Where in his two previous major novels, Keene used a new twist on the zombie apocalypse scenario, in the Conqueror Worm he goes abit more Biblical with a heavy touch of Lovecraft in creating the post-apocalyptic world where octogenarian protagonists Teddy Garrett and Carl Seaton will have to learn to cope and survive. Soon, Teddy and Carl are joined by Kevin and Sarah who survived the crash of their helicopter due to the insane actions of another survivor, Earl Harper. Just like his two previous zombie novels, Keene starts CW with the apocalyptic event already under way and close to its fruition. Keene deftly interweaves brief passages from Teddy's own memories of scenes that led up to the current events. Keene doesn't overdo the details, but gives enough description of how the incessant torrent of rain quickly floods and drowns all coastal cities and islands. The first part of the book pretty much has Teddy, in his own words, describing for the reader just how things have worst during the 40+ days of nonstop rain. There's a matter-of-factness to Teddy's narrative as someone who has lived a long life and who doesn't fear that the world may be ending, but that he may die alone and under nicotine withdrawal.
The novel takes a sudden about face once Kevin and Sarah show up. It starts off the second part of the novel where we're told through Kevin's point of view just where he and Sarah came from and their own trials and tribulations in coping with the encroaching and expanding ocean. This part of the novel introduces the Lovecraft aspect of the story and tries to give a reasoning to what has caused the world to slowly drown around civilization. It's surely the faster paced of the two storytellers in the books. Where Teddy's narrative was gradual and slowly building up to the nightmare waiting for the survivors beneath the soil, Kevin's narrative is faster with more of a sense of manic to the surroundings. It's also where the supernatural finally breaks through the logic and reason that Teddy tried to hold onto in the first part of the book. As enjoyable a read as Kevin's story turned out, I thought it broke abit too much from the pace begun by Terry in the beginning of the novel. Kevin's story could easily have been told briefly and effectively without having to dedicate almost one-half the novel's lenght to its telling. Better yet, it could've made for another novel, but that's a fans wish and opinion in hope Keene re-visits the world of the Conqueror Worms.

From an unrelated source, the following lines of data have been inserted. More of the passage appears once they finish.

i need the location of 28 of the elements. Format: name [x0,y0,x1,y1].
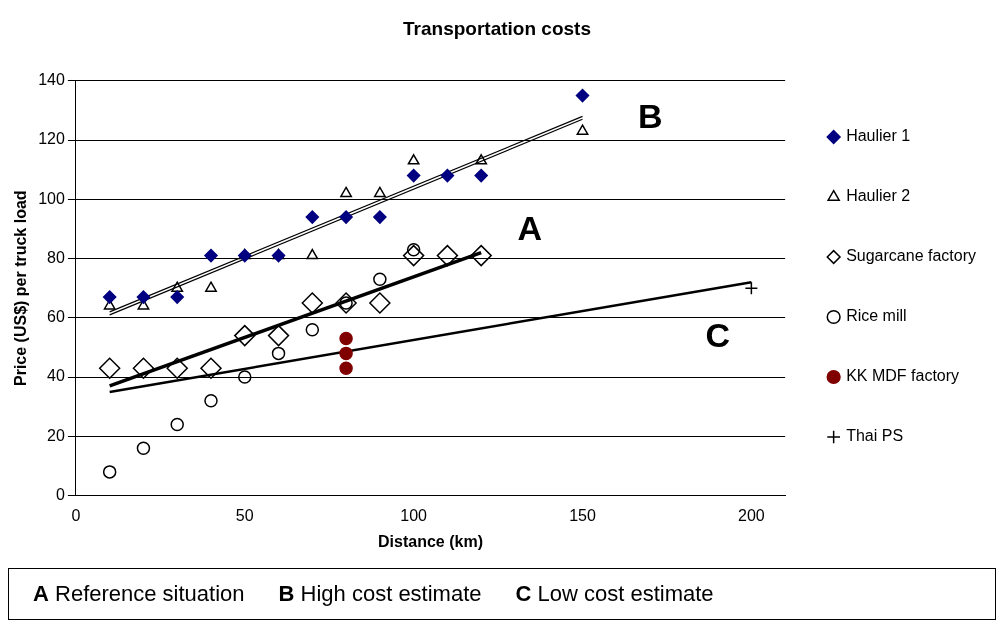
chart-title: Transportation costs [403,17,591,39]
legend-label: Haulier 1 [846,127,911,145]
x-tick-label: 0 [71,506,81,524]
y-tick-label: 60 [47,308,65,326]
y-tick-label: 100 [38,189,65,207]
y-tick-label: 140 [38,71,65,89]
legend-label: Sugarcane factory [846,247,977,265]
legend-label: KK MDF factory [846,367,960,385]
x-tick-label: 100 [400,506,428,524]
y-tick-label: 20 [47,426,65,444]
x-tick-label: 50 [235,506,254,524]
y-tick-label: 120 [38,130,65,148]
legend-label: Haulier 2 [846,187,911,205]
text: C Low cost estimate [515,581,714,606]
annotation: B [638,96,663,135]
y-axis-title: Price (US$) per truck load [12,190,30,387]
y-tick-label: 80 [47,248,65,266]
annotation: A [517,208,543,247]
legend-label: Thai PS [846,427,904,445]
legend-label: Rice mill [846,307,907,325]
text: A Reference situation [33,581,245,606]
y-tick-label: 0 [55,486,65,504]
text: B High cost estimate [278,581,482,606]
x-tick-label: 200 [738,506,765,524]
x-tick-label: 150 [569,506,596,524]
x-axis-title: Distance (km) [378,532,483,550]
y-tick-label: 40 [47,367,65,385]
annotation: C [705,316,731,355]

The novel soon shifts back to Teddy's story and from there on its a fast-paced charge to a Lovecraftian ending that should satisfy any horror fans. This climactic sequence brings forth both the matter-factly sensibilities of Teddy's narrative and Kevin's supernatural themes into one and Keene pulls it off dramatically. I could easily see this novel being adapted as a film much easier than Keene's previous zombie novels. His characters of Teddy, Carl and Kevin were more fully developed and the plot itself, though silly when one breaks it down to its basic components, has a sense of doom to it that gives it some realism. Keene has slowly become the master of the apocalyptic genre and The Conqueror Worms just cements that fact. The ending of the novel is slightly vague as Keene seems to like his novels to be, but it does offer a tiny bit of hope. Hope for his readers and fans that his visit in this drowned-out world wasn't a one-time thing.